From Artificial Intelligence to Hybrid Sensemaking
For decades, computer science sought to create artificial systems capable of duplicating and even replacing human reasoning and communications. In the last few years, the excitement around collective intelligence experiments on the Web has established the value of a different approach: the creation of hybrid structures that combine social networks and more limited forms of machine intelligence, to collaboratively filter and extract meaning from data about our environments and ourselves. Such systems allow computers and humans to each do what they're good at, and mix together formal and tacit and social knowledge. More broadly, the growth of these tools reflects a more nuanced view of intelligence as an inherently social and contextual thing, not something reducible to computer cycles or logical statements.

The New Scientists

The next generation of scientists will transform scientific practice, the way scientific careers are constructed and managed, and the sources of knowledge they draw upon and develop in their work. As options outside academia grow, publishing becomes more open, collaborative and realtime, and entrepreneurship gains more legitimacy, the means by which scientists create professional reputation will be transformed. These new scientists will be both transdisciplinary and ultra-specialized, drawing on various disciplines to answer complex, focused questions. The role of amateurs will expand, as both independent researchers and partners of professional science. Scientists from emerging economies will introduce non-Western cultural, ethical and intellectual traditions into the practice of modern science. Science will also provide a path for women to achieve gender equality in nations with a high degree of gender segregation.
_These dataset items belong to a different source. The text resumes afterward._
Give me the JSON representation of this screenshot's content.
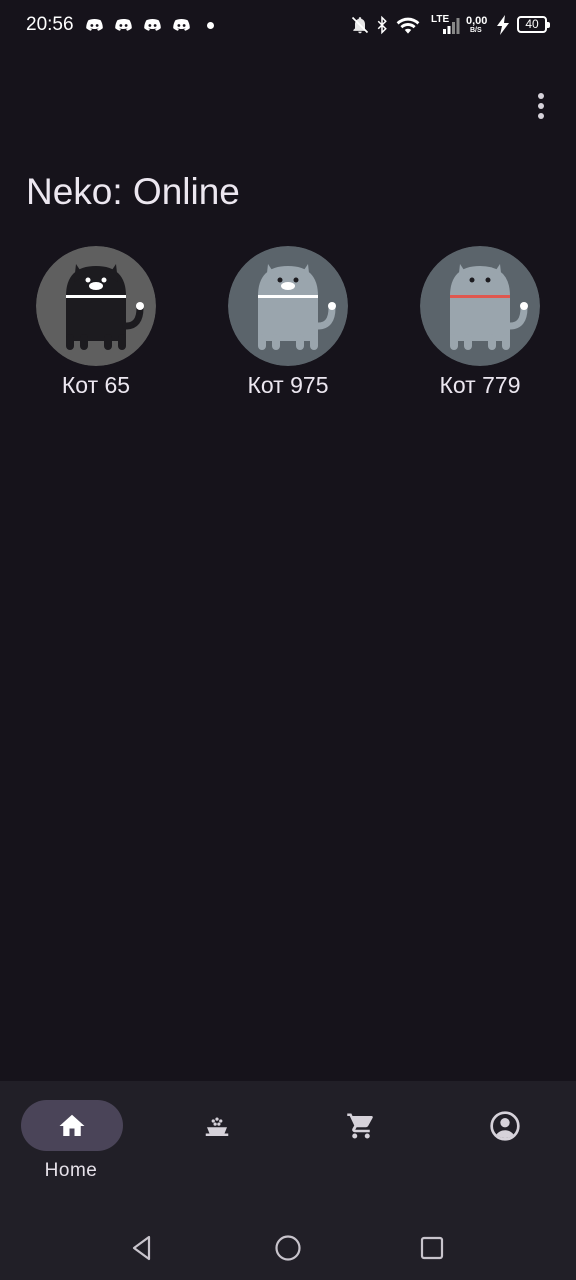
{
  "status_bar": {
    "time": "20:56",
    "network_type": "LTE",
    "speed_value": "0,00",
    "speed_unit": "B/S",
    "battery_level": "40",
    "notification_icons": [
      "discord-icon",
      "discord-icon",
      "discord-icon",
      "discord-icon"
    ]
  },
  "header": {
    "title": "Neko: Online",
    "menu_icon": "more-vert-icon"
  },
  "cats": [
    {
      "name": "Кот 65",
      "body_color": "#1c1b1f",
      "bg_color": "#5f5f5f",
      "collar_color": "#ffffff"
    },
    {
      "name": "Кот 975",
      "body_color": "#9aa5ad",
      "bg_color": "#5b646b",
      "collar_color": "#ffffff"
    },
    {
      "name": "Кот 779",
      "body_color": "#9aa5ad",
      "bg_color": "#5b646b",
      "collar_color": "#e0574f"
    }
  ],
  "bottom_nav": {
    "items": [
      {
        "label": "Home",
        "icon": "home-icon",
        "active": true
      },
      {
        "label": "",
        "icon": "food-bowl-icon",
        "active": false
      },
      {
        "label": "",
        "icon": "cart-icon",
        "active": false
      },
      {
        "label": "",
        "icon": "account-circle-icon",
        "active": false
      }
    ]
  },
  "system_nav": [
    "back-icon",
    "home-circle-icon",
    "recents-icon"
  ],
  "colors": {
    "background": "#16131b",
    "nav_background": "#211f27",
    "active_pill": "#4a4458"
  }
}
Science Institutions Transformed
Experiments with new organizational forms, incentive structures, and rewards will shake the foundations of centuries-old scientific institutions. Scientific publishing is already under full-scale attack, its economics and social conventions completely undermined by cheaper, faster, or more democratic online alternatives and by entirely new forms of publishing like video. Privately funded research centers like the Perimeter Institute, Kavli Institutes, and Jenalia Farms are experimenting new ways of funding and organizing research, and measuring the output of scientists. Scientific challenges like the X Prizes are coalescing into a parallel and competing incentive structure for innovation. Finally, the sheer complexity of the scientific challenges of the 21st century will require massive new global partnerships that cross political and organizational boundaries.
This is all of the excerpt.